Critique the following and be brutal if need be. DD and I have interaction like this constantly and I need to figure out a new way to deal with her.
Dh asked DD to put out the garbages. He told her to put out 4 bags, as we have a four bag limit. She did so (rather grudgingly). While she was out, I reminded DH that our neighbour allows us to use his excess garbage allottment - and that the 2 extra bags can go at the neighbours. DD comes in, and I say - "please put the other 2 bags at the neighbours". Well, she rants and raves and says "why did we not say so before?" and I told her it was an error - Daddy forgot we could place bags at the neighbours. It took her about 5 minutes to convince her she needed to put the other bags out - and ended with her muttering under her breath about "stupid people". At this point I would like to point out that everyone in the house had done more chores than her today - and that I had asked her to put out the garbage earlier in the day, but she "forgot". It was not an unreasonable request.
I was quite annoyed by the arguing and calling people stupid, so when she returned I told her she needed to go to her room and she could come down when she was ready to aologize.
She argued about going to her room, and said she did not see why she had to and that I saw myself as above her. I replied that yes, I was queen. She did not find it funny, and went on a rant about how I saw myself as above her. The thing ended with her in her room, and she came down a few minutes later. The apology was totally fake. I decided to talk to her calmly about things, and made the following points:
-everyone had done lots of works, and doing the garbage was not unreasonable at all
-calling people stupid is not acceptable. This is a rising issues (name calling) and I need to nip it in the bud
-I said the queen thing as a joke; I do not think I am above her as a person.

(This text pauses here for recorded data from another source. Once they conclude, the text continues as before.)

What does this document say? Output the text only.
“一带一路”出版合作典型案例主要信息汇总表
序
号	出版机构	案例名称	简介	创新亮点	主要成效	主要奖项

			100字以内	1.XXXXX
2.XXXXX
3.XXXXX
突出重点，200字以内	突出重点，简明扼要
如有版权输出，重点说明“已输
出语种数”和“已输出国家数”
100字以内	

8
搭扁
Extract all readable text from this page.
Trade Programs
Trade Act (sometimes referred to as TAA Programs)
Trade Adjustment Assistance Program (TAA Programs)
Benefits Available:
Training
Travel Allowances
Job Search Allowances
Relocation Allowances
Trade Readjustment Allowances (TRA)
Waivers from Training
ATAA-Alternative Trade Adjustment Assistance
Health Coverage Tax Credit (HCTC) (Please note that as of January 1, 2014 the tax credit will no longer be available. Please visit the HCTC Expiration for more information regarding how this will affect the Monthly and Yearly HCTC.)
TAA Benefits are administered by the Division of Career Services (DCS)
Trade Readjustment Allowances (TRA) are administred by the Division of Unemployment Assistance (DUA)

I am her mom, however, and it is my job to raise her to be respectful and responsible, and therefore it is my job to insist she behaves according (which means calling her on her cr@p, and dealing out consequences when need be)
I asked her what she felt her part was in this mess, and all she could do was rant and rave about how I said I was "queen". I said fine - my part in this is that I should not have made a joke about being "queen". I asked her again what her part was, and she still ranted about the queen comment. According to her, she has no responsibility in this. Sadly, this is not a one-off. She almost never takes responsibility for her own part in arguements.
My other 2 children (age 8 and almost 15) do not do this. It is not simply a parenting issue on my part...although I might need to parent her differently. I am just not sure how.
Fwiw, we have fights similar to this 2-4 times a week. It is exhausting. It does have a negative effect on our whole family. Everyone sees her as difficult - because she is. I do not know how to fix this. My other children tire of us fighting. My oldest will sometimes get involved to shut her up - he starts calling names as well, and she stomps off to her room. Of course, he gets in trouble as well for name calling and not minding his own business, but he does not care as it ends the ranting and arguing. He has told me this several times. I did resolve last night that I will not argue in front of the other kids again - if DD and I get into it, we will be moving it upstairs.
We are on a waitlist (we should be up in about 3 weeks - yay!) for counselling - I would like responses other than "go get counselling. Thanks!